Have you ever noticed that your soil is drying out very quickly, leading to sad and wilted plants?
Well then let me ask you something: Do you have bare soil in your garden?
Mother Nature likes to be covered, she’s a modest lady. She’ll do whatever it takes to cover up – including growing those dreaded weeds. So why don’t we help her out with a little covering (also called mulch)?

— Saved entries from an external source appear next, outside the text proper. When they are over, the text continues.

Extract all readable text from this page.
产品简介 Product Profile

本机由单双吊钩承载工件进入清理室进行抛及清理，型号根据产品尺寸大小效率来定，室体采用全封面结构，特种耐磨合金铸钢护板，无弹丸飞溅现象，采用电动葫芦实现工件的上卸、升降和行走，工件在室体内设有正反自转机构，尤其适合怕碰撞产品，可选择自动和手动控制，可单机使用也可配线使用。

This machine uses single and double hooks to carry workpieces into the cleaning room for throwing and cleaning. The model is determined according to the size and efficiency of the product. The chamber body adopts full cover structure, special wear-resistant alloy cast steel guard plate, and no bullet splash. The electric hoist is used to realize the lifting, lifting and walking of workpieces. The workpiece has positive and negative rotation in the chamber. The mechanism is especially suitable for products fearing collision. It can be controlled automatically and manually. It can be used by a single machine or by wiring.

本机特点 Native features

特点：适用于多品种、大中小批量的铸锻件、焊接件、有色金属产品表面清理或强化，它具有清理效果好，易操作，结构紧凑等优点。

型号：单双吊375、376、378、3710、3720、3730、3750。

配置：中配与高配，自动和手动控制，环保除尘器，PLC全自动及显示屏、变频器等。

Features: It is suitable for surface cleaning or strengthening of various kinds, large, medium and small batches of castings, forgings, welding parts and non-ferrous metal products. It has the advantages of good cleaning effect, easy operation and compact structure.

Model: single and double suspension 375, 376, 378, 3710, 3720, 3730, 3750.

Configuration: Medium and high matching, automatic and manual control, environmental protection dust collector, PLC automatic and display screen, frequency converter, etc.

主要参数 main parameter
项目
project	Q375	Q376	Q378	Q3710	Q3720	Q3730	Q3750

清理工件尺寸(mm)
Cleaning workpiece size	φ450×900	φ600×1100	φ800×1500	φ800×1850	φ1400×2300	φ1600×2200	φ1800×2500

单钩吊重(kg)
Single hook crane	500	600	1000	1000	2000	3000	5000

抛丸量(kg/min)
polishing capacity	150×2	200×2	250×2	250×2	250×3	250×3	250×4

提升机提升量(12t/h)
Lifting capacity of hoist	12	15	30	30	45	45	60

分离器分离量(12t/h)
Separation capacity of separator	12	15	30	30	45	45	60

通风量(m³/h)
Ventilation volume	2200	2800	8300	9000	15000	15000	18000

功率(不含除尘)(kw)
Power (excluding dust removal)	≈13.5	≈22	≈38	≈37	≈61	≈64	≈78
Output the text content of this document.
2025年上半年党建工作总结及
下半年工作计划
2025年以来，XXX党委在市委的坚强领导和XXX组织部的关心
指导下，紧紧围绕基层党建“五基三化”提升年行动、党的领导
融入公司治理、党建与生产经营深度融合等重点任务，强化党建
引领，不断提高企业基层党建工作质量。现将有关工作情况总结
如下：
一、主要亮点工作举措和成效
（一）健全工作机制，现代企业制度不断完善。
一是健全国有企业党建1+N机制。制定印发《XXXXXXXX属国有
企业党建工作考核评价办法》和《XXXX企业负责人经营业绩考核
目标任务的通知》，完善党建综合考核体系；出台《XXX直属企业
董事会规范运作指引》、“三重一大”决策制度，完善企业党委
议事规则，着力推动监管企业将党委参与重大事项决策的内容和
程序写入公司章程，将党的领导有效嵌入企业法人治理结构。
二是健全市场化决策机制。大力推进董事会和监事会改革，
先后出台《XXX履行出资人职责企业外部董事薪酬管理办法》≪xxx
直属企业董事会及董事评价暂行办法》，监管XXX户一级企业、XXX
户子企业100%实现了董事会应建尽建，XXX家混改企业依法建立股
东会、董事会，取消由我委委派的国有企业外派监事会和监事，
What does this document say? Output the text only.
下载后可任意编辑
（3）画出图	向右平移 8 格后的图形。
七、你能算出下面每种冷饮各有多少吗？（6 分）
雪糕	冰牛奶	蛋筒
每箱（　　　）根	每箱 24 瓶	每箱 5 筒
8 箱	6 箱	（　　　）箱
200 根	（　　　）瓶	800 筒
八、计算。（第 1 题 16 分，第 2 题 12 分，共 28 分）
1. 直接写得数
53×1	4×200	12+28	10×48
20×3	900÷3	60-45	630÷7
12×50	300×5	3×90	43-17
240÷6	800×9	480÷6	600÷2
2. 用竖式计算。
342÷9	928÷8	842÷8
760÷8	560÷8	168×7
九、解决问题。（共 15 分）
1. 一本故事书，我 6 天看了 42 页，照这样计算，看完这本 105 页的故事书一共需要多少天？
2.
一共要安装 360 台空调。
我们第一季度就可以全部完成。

From Merriam-Webster – mulch: a protective covering (as of sawdust, compost, or paper) spread or left on the ground to reduce evaporation, maintain even soil temperature, prevent erosion, control weeds, enrich the soil, or keep fruit (such as strawberries) clean
What to use?
As you may have noticed from the definition above, there is no one true ‘mulch’. Your mind may immediately go to the stuff you can get at big box stores. The dyed, shredded wood we’ve seen our parents and neighbors use in their flower gardens for years and years. There are, however, so many more options!
Here are a few off the top of my head:
-Leaf litter (fallen, dead leaves)
-Green mulch (fresh cut grass, other yard wastes)
I covered my garden in the very beginning with leaf litter. It’s all I had on hand. It wasn’t pretty, sure; but it worked and that’s all that matters in the beginning!
Mulch is extremely important to your garden!
It helps cut down on evaporation of water from the soil – something your plants dearly need. And, if you’re in a drier zone it will help you save and hold on to that precious resource.
You will also see a drastic reduction in weeds! If the seeds can’t reach the soil, they can’t grow. A nice deep mulch is the best weed barrier you can have.
Remember this: if you leave mother nature uncovered – she will find a way to do it herself.